Alexandra Kilpatrick | Tuesday, August 30, 2011
Seldom does a period drama speak to a contemporary audience in a relatable way, but Meek’s Cutoff does just that.
Kelly Reichardt’s drama is brilliantly cast and directed, with cinematography that enables the audience to feel in the moment of the actual historical event. “Meek’s Cutoff” gained much critical acclaim and competed for the Golden Lion at the 67th Venice International Film Festival.
Reichardt is an acclaimed screenwriter and director within the American indie film industry, often creating dramas that fall in the minimalist movement. Her 1994 debut “River of Grass” was nominated for three Independent Spirit Awards and the Grand Jury Prize at the Sundance Film Festival.
Since then, she released 1999’s “Ode,” based on Herman Raucher’s novel “Ode to Billie Joe,” and two short films, 2001’s “Then a Year” and 2004’s “Travis” about the Iraq War.
Her 2006 film “Old Joy” features actor Daniel London and singer-songwriter Will Oldham as two friends who journey to the Cascades and Bagby Hot Springs near Portland for a camping trip. The drama, based on a short story by Jon Raymond, won awards from the Los Angeles Film Critics Association, Rotterdam International Film Festival, Sarasota Film Festival and Independent Spirit Awards.
Reichardt’s 2008 film “Wendy and Lucy,” also based on a Jon Raymond story, earned Oscar buzz for lead actress Michelle Williams and was nominated for two Independent Spirit Awards including Best Film.
Reichardt’s newest drama, the 2010 western film “Meek’s Cutoff,” follows a group of pioneers on the Oregon Trail in 1845. Frontiersman Stephen Meek (Bruce Greenwood) leads a wagon train on an ill-fated journey through the desert to find a route called the Meek Cutoff. The film also stars Michelle Williams as Emily Tetherow and Paul Dano as Thomas Gately.
Tensions rise throughout the course of the Oregon High Desert journey as the settlers realize that their guide is unintentionally leading them astray. Water and food supplies quickly become scarce as what was meant to be only a two-week trip stretches to five.

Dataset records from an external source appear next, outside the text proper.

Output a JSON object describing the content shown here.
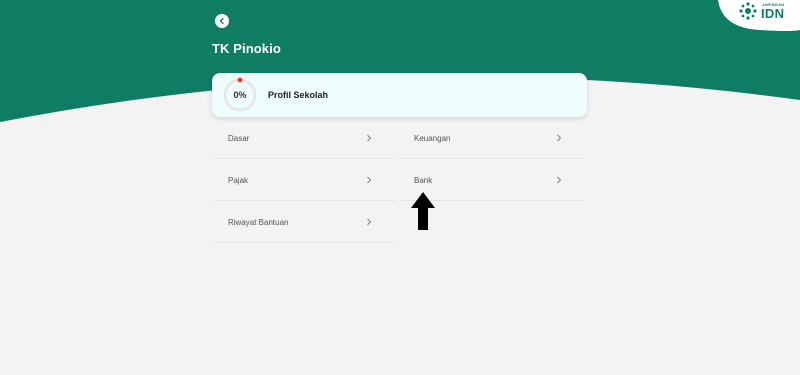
{
  "header": {
    "title": "TK Pinokio",
    "back_icon": "chevron-left-icon",
    "brand_color": "#0e7d63"
  },
  "logo": {
    "small_text": "JARINGAN",
    "big_text": "IDN"
  },
  "profile_card": {
    "progress_text": "0%",
    "progress_fraction": 0,
    "label": "Profil Sekolah",
    "indicator_color": "#e53935"
  },
  "menu": {
    "items": [
      {
        "label": "Dasar"
      },
      {
        "label": "Keuangan"
      },
      {
        "label": "Pajak"
      },
      {
        "label": "Bank"
      },
      {
        "label": "Riwayat Bantuan"
      }
    ]
  }
}
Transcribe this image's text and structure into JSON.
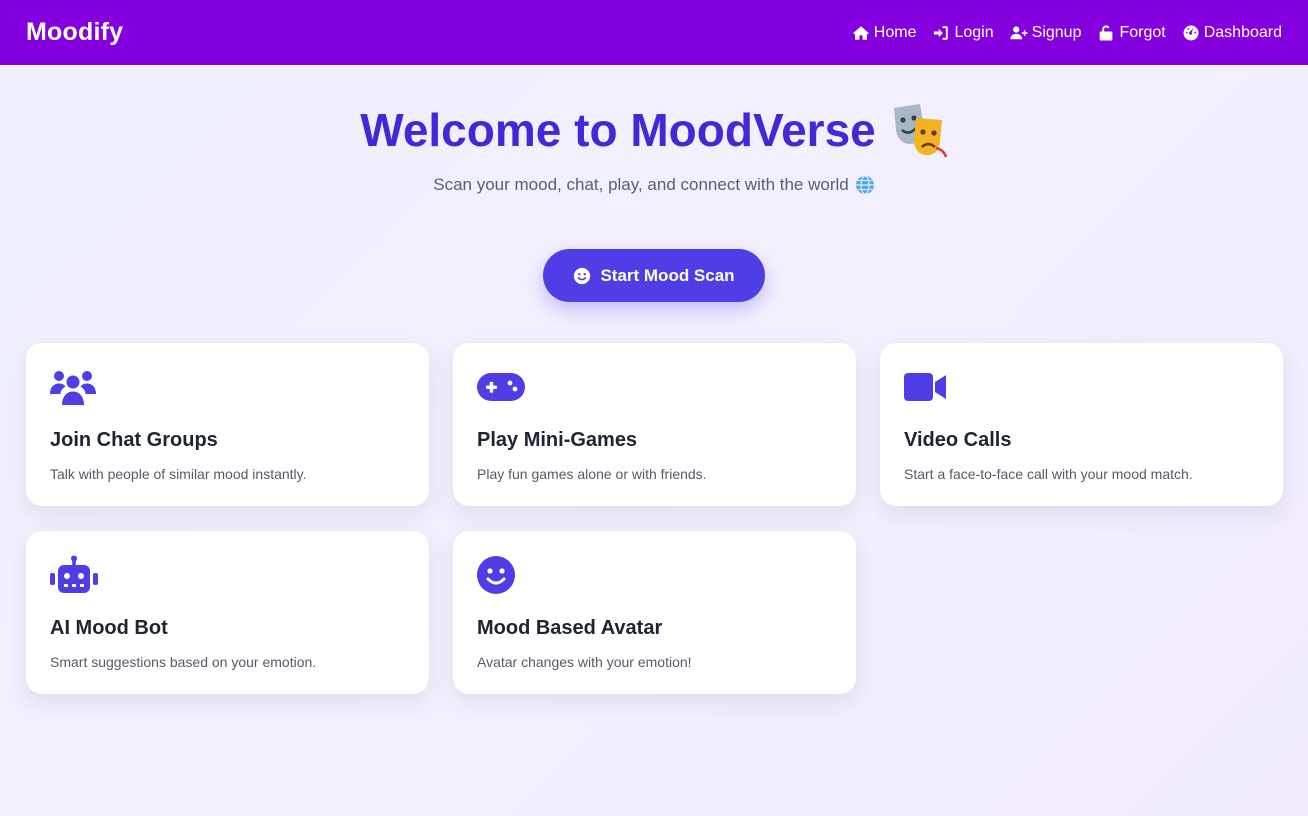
{
  "brand": "Moodify",
  "nav": {
    "home": "Home",
    "login": "Login",
    "signup": "Signup",
    "forgot": "Forgot",
    "dashboard": "Dashboard"
  },
  "hero": {
    "title": "Welcome to MoodVerse",
    "subtitle": "Scan your mood, chat, play, and connect with the world",
    "cta_label": "Start Mood Scan"
  },
  "cards": [
    {
      "title": "Join Chat Groups",
      "description": "Talk with people of similar mood instantly.",
      "icon": "users-icon"
    },
    {
      "title": "Play Mini-Games",
      "description": "Play fun games alone or with friends.",
      "icon": "gamepad-icon"
    },
    {
      "title": "Video Calls",
      "description": "Start a face-to-face call with your mood match.",
      "icon": "video-camera-icon"
    },
    {
      "title": "AI Mood Bot",
      "description": "Smart suggestions based on your emotion.",
      "icon": "robot-icon"
    },
    {
      "title": "Mood Based Avatar",
      "description": "Avatar changes with your emotion!",
      "icon": "smiley-icon"
    }
  ],
  "colors": {
    "navbar": "#8400de",
    "accent": "#4f3ee6",
    "title": "#4427d6"
  }
}
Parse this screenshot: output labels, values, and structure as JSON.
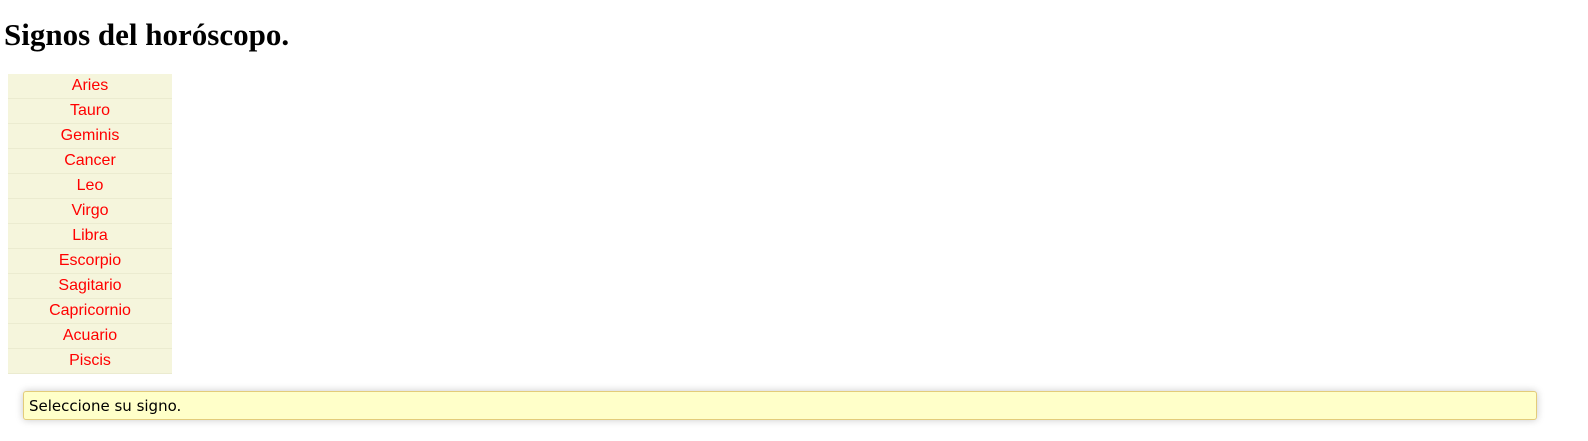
{
  "page": {
    "title": "Signos del horóscopo."
  },
  "signs": [
    {
      "label": "Aries"
    },
    {
      "label": "Tauro"
    },
    {
      "label": "Geminis"
    },
    {
      "label": "Cancer"
    },
    {
      "label": "Leo"
    },
    {
      "label": "Virgo"
    },
    {
      "label": "Libra"
    },
    {
      "label": "Escorpio"
    },
    {
      "label": "Sagitario"
    },
    {
      "label": "Capricornio"
    },
    {
      "label": "Acuario"
    },
    {
      "label": "Piscis"
    }
  ],
  "message": {
    "text": "Seleccione su signo."
  },
  "colors": {
    "link": "#ff0000",
    "list_background": "#f5f5dc",
    "message_background": "#ffffc9",
    "message_border": "#e3cc7a"
  }
}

Gender relations are also addressed as the wives allow their husbands to make all significant decisions. Nonetheless, a question of power becomes a matter of survival as the pioneers come to terms with their lack of essential resources.
Rotten Tomatoes describes the film as “moving at a contemplative speed unseen in most Westerns … ‘Meek’s Cutoff’ is an effective, intense journey of terror and survival in the untamed frontier.”
The DeBartolo Performing Arts Center will show “Meek’s Cutoff” this weekend.